Letter to the Editor: The professionalization of ASU football

Recent comments by Ray Anderson and Herm Edwards depart from NCAA's 'collegiate model'

This letter to the editor was submitted by Cameron Miller, an ASU alumnus who received a Master's of Sports Law & Business in 2017. 

For ASU Vice President for Athletics Ray Anderson, hiring Herm Edwards and completely overhauling the football program’s structure this offseason was a bold move to “break out of the status quo."

But did anyone expect it to be this outside the box? And did conference or NCAA leaders expect it to be this off-script?

In the past week, Edwards and Anderson have made public comments that few other coaches and administrators dare to utter; not only did Edwards talk openly of cutting underperforming players  including those who were injured — Anderson endorsed it, boiling it down to “removing players from your roster that aren’t effective.”
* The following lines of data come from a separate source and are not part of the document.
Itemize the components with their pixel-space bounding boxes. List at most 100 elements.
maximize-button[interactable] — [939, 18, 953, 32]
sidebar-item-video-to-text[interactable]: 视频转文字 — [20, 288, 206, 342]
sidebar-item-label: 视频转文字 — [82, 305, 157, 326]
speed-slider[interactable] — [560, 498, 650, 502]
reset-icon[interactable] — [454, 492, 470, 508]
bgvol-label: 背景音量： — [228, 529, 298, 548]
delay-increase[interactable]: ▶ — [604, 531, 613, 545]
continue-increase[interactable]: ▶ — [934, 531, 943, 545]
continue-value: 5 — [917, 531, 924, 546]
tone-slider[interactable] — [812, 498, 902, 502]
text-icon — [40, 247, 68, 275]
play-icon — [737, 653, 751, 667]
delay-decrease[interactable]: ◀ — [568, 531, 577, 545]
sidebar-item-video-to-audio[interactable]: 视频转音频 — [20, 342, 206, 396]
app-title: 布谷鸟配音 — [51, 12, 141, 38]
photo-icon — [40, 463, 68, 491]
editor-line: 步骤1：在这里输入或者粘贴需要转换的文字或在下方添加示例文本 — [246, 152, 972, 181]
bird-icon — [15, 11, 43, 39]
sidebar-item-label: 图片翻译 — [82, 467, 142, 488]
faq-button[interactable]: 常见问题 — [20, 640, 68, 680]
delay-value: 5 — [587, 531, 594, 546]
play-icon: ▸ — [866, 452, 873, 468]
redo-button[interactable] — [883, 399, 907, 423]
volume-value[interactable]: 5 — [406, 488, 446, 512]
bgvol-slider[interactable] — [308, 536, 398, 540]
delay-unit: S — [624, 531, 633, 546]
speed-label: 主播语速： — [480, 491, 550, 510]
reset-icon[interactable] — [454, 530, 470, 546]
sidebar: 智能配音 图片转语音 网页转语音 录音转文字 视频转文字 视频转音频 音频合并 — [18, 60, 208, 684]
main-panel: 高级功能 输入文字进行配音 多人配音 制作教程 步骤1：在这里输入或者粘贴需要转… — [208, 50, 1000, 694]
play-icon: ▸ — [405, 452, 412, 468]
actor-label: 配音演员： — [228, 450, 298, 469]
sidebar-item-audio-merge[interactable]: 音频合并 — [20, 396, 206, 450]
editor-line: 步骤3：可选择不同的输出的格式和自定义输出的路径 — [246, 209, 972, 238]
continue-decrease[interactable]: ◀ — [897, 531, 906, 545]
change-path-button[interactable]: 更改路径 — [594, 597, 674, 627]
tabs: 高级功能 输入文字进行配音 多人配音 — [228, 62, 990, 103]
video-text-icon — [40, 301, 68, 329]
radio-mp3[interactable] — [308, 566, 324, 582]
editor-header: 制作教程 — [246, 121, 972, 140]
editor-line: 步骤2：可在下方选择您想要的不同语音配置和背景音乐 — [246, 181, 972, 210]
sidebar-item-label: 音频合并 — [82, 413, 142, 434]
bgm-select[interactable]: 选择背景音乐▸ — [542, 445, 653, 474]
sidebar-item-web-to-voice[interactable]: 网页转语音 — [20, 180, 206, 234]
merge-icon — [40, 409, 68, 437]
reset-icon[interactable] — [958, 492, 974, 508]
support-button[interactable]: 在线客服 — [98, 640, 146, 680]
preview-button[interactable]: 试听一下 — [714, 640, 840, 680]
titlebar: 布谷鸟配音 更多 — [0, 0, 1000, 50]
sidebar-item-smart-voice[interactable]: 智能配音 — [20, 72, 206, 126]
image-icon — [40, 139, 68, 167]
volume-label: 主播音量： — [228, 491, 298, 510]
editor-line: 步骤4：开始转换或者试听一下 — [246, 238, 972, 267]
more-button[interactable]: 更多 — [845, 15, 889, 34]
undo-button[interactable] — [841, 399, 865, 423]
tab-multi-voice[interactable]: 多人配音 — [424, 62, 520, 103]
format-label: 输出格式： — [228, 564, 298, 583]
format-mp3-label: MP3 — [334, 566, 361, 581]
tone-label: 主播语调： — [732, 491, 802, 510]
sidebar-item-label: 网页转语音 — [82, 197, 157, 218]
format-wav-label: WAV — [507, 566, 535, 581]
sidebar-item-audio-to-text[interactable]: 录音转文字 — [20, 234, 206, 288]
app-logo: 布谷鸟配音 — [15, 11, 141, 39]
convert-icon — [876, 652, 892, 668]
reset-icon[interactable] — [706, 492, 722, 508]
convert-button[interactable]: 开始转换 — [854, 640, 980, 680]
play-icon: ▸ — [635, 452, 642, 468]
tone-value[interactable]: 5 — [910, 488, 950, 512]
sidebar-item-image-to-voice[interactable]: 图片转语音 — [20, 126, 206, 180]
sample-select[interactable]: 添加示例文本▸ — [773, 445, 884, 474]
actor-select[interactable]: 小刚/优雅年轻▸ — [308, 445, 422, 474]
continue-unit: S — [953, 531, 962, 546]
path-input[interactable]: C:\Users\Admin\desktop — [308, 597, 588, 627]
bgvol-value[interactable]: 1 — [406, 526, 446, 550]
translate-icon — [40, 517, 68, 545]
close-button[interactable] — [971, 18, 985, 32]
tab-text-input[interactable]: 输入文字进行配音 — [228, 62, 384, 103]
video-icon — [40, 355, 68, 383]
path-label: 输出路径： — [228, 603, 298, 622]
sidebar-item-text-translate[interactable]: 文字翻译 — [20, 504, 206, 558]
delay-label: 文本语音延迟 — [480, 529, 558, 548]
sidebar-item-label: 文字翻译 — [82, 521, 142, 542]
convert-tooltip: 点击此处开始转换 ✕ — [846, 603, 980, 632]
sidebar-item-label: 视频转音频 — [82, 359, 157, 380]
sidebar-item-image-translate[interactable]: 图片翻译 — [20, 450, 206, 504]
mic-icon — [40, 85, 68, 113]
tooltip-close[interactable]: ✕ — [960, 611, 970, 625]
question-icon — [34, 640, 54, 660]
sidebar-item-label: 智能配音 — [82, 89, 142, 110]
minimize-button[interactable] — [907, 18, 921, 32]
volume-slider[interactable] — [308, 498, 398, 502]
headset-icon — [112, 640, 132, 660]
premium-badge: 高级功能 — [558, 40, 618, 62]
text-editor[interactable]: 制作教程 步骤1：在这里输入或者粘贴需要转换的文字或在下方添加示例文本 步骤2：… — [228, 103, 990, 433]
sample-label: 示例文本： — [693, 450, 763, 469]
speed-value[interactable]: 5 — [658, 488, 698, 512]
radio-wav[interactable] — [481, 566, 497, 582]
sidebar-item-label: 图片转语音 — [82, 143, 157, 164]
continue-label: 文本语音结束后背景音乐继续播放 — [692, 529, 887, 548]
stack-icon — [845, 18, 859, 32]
Anyone who knows college sports knows that players are often “encouraged” to find a new home. Others are run off their teams. But very rarely do coaches and administrators talk this plainly about a practice that deeply undermines the increasingly precarious notion that college athletes are “student-athletes” — not employees — whose academic responsibilities should be subservient to their athletic endeavors. 

At every turn, NCAA, conference and school leaders have worked tirelessly to further that ethos. In comments made at the Final Four, NCAA President Mark Emmert reiterated that there is “no interest in higher education of turning college athletes into employees that are hired and fired by universities.” 

Pac-12 Commissioner Larry Scott echoed those comments in September 2017, writing in The Arizona Republic: “As salaried employees, [college athletes] would be subject to market-based financial pressures and could even be fired or have their salaries cut for poor sports performance.” 

Ironically, Edwards is threatening to fire his players, though those athletes could keep their scholarships. 

But with their comments, Anderson and Edwards have strayed far off message — and yet have uncovered the truth. Their refreshing honesty has revealed that ASU’s players are valued first for their athletic prowess, and even then only if it contributes to team success.

Anderson’s reference to the athletes as “players” (not the talismanic “student-athletes”) and Edwards’ coercion of ostensibly injured athletes and comment that his program didn’t require all 85 scholarship players are all that is required to see the hypocrisy of amateurism in action on ASU’s campus. 

Interestingly, Edwards’ statement that perhaps his program didn’t need to fill out all 85 scholarship spots also seems to run counter to the oft-repeated NCAA talking point that athletics is a critical component of a well-rounded educational experience. 

Perhaps none of this cutting players talk should be surprising coming from Anderson or Edwards. Both spent the majority of their careers in professional sports, where athletes are released routinely.

But this is “amateur” college sports, where the athletes have been denied employee status, the protections of a union and are not compensated at a market rate for their labor

Add to it ASU’s effort to professionalize its football administration, and the Anderson-Edwards comments only serve to blur the already hazy line of demarcation between college and professional sports. 

True to Anderson’s wishes, the Edwards era in Tempe is already departing from the status quo, though likely not in the way the NCAA (or its lawyers) would have liked.


Editor’s note: The opinions presented in this letter to the editor are the author’s and do not imply any endorsement from The State Press or its editors.